To close, there needs to be a comment on the advantages of parallel processing. Modern multi-core processors often get used in single threaded operations and that leaves most of the capacity unused. Utilising this extra power then shortens processing times markedly. To give you an idea of what can be achieved, I had a single script taking around 2.5 minutes to complete in single threaded mode while setting the maximum number of threads to 24 reduced this to just over half a minute while taking up 80% of the processing capacity. This was with an AMD Ryzen 7 2700X CPU with eight cores and a maximum of 16 processor threads. Surprisingly, using 16 as the maximum thread number only used half the processor capacity so it seems to be a matter of performing one’s own measurements when making these decisions.

Installing Perl modules using CPAN on Linux Mint 19.2

28th September 2019

My online travel photo gallery is a self-coded set of PHP scripts that read data from tables in a MySQL database. These tables are built from input XML files using a Perl script that itself creates and executes an SQL script. The Perl script also does some image processing using GraphicsMagick commands to resize images and to add copyright information and image framing. Because this processed one image at a time sequentially, it was taking several minutes to complete and only partly used the capacity of the PC that I used.

This led me to look at adding parallel processing and that is what brought me to looking at the Parallel::ForkManager Perl module. An alternative approach might have been to add new images in such a way as not to need the full run involving hundreds of image files, but that will take more work and I fancied having a look at parallelising things anyway.

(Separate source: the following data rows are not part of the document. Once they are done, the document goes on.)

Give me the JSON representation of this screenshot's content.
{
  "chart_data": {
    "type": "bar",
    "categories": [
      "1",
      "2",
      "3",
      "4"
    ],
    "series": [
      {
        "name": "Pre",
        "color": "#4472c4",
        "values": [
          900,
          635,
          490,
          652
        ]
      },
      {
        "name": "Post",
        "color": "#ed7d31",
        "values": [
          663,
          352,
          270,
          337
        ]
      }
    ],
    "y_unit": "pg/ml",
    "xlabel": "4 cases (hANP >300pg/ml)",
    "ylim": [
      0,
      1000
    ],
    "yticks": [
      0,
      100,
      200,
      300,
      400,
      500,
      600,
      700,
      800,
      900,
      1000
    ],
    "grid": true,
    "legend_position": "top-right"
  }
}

If it was not there already, the first act would have been to install build-essential to get access to the cpan command. The following command accomplishes this:

sudo apt-get install build-essential

Once that is there, the cpan command needs to be run and some questions answered to get things going. The first question to answer is whether you want setup to be as automated as possible and the default answer of yes worked for me. The next question to answer regards the approach that cpan takes when installing modules and I chose sudo here (local::lib is the default value and manual is another option). After this, cpan drops into its own command shell. Here, I issued two more commands to continue the basic setup by updating CPAN.pm to the latest version and adding Bundle::CPAN to optimise the module further:

make install
install Bundle::CPAN

Continuing the last of these may need extra intervention to confirmation the suggested default of exit at one point in its operation and that takes a little time to complete. It is after this that Parallel::ForkManager can be installed using the following command:

install Parallel::ForkManager

That completed quickly and the cpan shell was exited using its exit command. Then, the new module was available in scripting after that. The actual use of this module is something that hope to describe in another post so I am ending this one here and the same process is just as applicable to setting up cpan and adding any other Perl CPAN module.